Chapter 11

RETURNING from his southern tour in the happiest frame of mind, Pierre carried out an intention he had long had, of visiting his friend Bolkonsky, whom he had not seen for two years.

Bogutcharovo lay in a flat, ugly part of the country, covered with fields and copses of fir and birch-trees, in parts cut down. The manor house was at the end of the straight village that ran along each side of the high road, behind an overflowing pond newly dug, and still bare of grass on its banks in the midst of a young copse, with several large pines standing among the smaller trees.

The homestead consisted of a threshing floor, serfs’ quarters, stables, bath-houses, lodges, and a large stone house with a semicircular façade, still in course of erection. Round the house a garden had been newly laid out. The fences and gates were solid and new; under a shed stood two fire-engines and a tub painted green. The paths were straight, the bridges were strong and furnished with stone parapets. Everything had an air of being cared for and looked after. The house serfs on the way, in reply to inquiries where the prince was living, pointed to a small new lodge at the very edge of the pond. Prince Andrey’s old body-servant, Anton, after assisting Pierre out of his carriage, said that the prince was at home, and conducted him into a clean little lobby.

Pierre was struck by the modesty of this little, clean house, after the splendid surroundings in which he had last seen his friend in Petersburg.

He went hurriedly into the little parlour, still unplastered and smelling of pine wood, and would have gone further, but Anton ran ahead on tip-toe and knocked at the door.

“What is it?” he heard a harsh, unpleasant voice.

“A visitor,” answered Anton.

“Ask him to wait”; and there was the sound of a chair being pushed back.

Pierre went with rapid steps to the door, and came face to face with Prince Andrey, who came out frowning and looking older. Pierre embraced him, and taking off his spectacles, kissed him and looked close at him.

“Well, I didn’t expect you; I am glad,” said Prince Andrey.

Pierre said nothing; he was looking in wonder at his friend, and could not take his eyes off him. He was struck by the change in Prince Andrey. His words were warm, there was a smile on the lips and the face, but there was a lustreless, dead look in his eyes, into which, in spite of his evident desire to seem glad, Prince Andrey could not throw a gleam of happiness. It was not only that his friend was thinner, paler, more manly looking, but the look in his eyes and the line on his brow, that expressed prolonged concentration on some one subject, struck Pierre and repelled him till he got used to it.

On meeting after a long separation, the conversation, as is always the case, did not for a long while rest on one subject.
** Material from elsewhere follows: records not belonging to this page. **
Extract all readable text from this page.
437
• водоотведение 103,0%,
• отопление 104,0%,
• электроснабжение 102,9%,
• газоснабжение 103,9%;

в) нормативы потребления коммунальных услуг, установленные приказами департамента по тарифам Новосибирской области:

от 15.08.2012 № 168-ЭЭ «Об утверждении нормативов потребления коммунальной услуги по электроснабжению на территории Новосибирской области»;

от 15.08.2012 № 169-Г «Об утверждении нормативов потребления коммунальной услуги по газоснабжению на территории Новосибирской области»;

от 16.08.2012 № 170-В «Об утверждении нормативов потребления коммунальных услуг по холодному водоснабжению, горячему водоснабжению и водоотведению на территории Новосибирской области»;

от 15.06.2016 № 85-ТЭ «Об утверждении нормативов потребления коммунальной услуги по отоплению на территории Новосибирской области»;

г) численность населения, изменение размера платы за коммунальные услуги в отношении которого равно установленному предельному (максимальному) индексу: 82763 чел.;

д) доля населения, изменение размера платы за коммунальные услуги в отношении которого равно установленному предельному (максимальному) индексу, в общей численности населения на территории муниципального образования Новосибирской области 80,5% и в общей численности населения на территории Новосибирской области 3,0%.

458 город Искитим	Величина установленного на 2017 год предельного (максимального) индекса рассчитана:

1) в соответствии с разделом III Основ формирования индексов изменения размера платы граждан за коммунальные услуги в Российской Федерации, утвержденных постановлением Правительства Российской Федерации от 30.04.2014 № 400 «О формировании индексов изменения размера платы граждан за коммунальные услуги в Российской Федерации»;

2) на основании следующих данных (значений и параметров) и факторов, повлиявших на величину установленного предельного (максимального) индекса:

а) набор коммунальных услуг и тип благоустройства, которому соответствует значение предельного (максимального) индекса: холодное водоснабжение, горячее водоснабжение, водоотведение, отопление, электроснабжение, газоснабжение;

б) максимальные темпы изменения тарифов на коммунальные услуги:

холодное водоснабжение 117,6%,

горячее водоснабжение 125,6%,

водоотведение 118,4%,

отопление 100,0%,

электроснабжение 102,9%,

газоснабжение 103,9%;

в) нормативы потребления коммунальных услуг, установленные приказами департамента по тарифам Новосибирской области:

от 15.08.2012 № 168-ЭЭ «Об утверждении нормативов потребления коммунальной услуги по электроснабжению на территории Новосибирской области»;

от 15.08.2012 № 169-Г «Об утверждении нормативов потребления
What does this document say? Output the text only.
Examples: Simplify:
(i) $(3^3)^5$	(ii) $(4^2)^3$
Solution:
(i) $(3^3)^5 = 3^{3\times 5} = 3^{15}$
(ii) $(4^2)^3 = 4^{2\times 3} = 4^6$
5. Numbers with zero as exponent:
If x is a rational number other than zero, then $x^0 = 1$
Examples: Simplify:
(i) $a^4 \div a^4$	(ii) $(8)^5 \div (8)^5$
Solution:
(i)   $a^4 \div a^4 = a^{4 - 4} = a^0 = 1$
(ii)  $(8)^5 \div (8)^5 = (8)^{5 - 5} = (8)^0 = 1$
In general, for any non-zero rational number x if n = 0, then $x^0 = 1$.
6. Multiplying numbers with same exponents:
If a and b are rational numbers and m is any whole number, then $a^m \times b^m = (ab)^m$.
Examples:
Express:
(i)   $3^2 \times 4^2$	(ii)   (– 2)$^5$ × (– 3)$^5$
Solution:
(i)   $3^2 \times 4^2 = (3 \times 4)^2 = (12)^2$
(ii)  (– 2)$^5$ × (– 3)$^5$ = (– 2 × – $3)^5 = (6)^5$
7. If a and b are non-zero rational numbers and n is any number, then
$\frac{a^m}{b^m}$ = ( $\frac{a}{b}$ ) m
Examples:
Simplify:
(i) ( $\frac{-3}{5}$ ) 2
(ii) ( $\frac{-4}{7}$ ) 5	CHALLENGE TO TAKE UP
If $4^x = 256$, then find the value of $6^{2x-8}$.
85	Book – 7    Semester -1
They asked questions and gave brief replies about things of which they knew themselves they must talk at length. At last the conversation began gradually to revolve more slowly about the questions previously touched only in passing, their life in the past, their plans for the future, Pierre’s journeys, and what he had been doing, the war, and so on. The concentrated and crushed look which Pierre had noticed in Prince Andrey’s eyes was still more striking now in the smile with which he listened to him, especially when he was telling him with earnestness and delight of his past or his future. It was as though Prince Andrey would have liked to take interest in what he was telling him, but could not. Pierre began to feel that to express enthusiasm, ideals, and hopes of happiness and goodness was unseemly before Prince Andrey. He felt ashamed of giving expression to all the new ideas he had gained from the masons, which had been revived and strengthened in him by his last tour. He restrained himself, afraid of seeming naïve. At the same time he felt an irresistible desire to show his friend at once that he was now a quite different Pierre, better than the one he had known in Petersburg.